The roadless rule designation is not the same as official federal wilderness. Instead, it prohibits new roads and most logging but allows motorized recreation, such as snowmobiles and ATVs. It also allows mining, and some tree cutting is allowed for fire prevention efforts.

"We've already been managing these lands this way, so we don't expect any major changes now," Suzanne Flory, spokeswoman for the Chequamegon-Nicolet National Forest, told the News Tribune.

"It appears that this means it's now permanent," she said.

The original rule affected about 58.5 million acres of roadless areas in 38 states, most of it in Alaska and Rocky Mountain states, totaling about 30 percent of the 190 million-acre National Forest System.

Since then, two states -- Colorado and Idaho -- have opted to pass their own roadless rules, an option allowed under the original Clinton-era plan.

That leaves about 45 million acres in 36 states covered by the roadless rule.

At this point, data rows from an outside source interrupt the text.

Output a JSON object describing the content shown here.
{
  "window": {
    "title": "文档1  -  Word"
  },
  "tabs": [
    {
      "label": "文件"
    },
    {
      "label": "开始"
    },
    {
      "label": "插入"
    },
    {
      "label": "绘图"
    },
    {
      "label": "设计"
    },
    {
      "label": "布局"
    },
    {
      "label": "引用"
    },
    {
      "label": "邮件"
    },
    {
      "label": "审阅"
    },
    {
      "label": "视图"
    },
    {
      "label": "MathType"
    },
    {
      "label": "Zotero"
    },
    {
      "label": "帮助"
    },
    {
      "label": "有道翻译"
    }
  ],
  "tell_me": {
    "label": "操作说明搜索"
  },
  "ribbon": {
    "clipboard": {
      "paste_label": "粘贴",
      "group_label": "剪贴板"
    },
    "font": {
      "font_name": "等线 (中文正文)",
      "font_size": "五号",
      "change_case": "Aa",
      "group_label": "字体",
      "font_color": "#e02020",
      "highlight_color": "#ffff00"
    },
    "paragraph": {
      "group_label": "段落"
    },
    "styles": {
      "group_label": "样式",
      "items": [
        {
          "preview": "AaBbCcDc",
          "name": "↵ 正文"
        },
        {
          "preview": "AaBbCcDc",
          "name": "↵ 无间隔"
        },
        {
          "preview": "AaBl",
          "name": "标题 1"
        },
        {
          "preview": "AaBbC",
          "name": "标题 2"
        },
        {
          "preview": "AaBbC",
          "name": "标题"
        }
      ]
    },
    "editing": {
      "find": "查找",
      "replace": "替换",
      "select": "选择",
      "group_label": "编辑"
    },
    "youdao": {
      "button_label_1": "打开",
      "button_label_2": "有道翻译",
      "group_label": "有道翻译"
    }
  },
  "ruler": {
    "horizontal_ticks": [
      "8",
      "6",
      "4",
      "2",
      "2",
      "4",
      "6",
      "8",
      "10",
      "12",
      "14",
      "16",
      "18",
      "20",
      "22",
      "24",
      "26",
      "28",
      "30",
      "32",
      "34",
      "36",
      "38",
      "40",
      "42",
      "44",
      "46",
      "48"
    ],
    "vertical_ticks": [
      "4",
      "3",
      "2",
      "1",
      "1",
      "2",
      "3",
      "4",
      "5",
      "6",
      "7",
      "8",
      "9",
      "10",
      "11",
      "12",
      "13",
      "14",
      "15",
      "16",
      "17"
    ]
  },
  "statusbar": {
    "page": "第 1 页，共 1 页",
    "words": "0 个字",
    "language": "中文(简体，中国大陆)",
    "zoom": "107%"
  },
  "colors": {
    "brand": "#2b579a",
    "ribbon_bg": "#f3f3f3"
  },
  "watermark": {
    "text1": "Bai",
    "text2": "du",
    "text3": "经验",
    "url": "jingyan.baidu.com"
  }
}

The roadless rule was enacted late in the Clinton administration, then was untracked by the Bush administration before ending up in the courts.

The high-court decision lets stand a year-old ruling by Tenth Circuit Court of Appeals upholding the roadless plan.

The state of Wyoming and a Colorado mining association had asked the Supreme Court to consider the case, claiming the rule unduly limited industrial development by imposing de facto wilderness regulations without Congressional approval.

Conservation groups consider the lands affected the last, best federal land left undeveloped but, until now, unprotected.

"This rule protects wildlife habitat, leaves forest open for recreation and protects water quality in forests that are the source of drinking water for millions of Americans," Mike Anderson, senior research analyst for the Wilderness Society, told the News Tribune on Monday.

Wayne Brandt, executive vice president of the Minnesota Forest Industries group, and Brenda Halter, supervisor of the Superior National Forest, did not immediately return a request to comment on the court decision.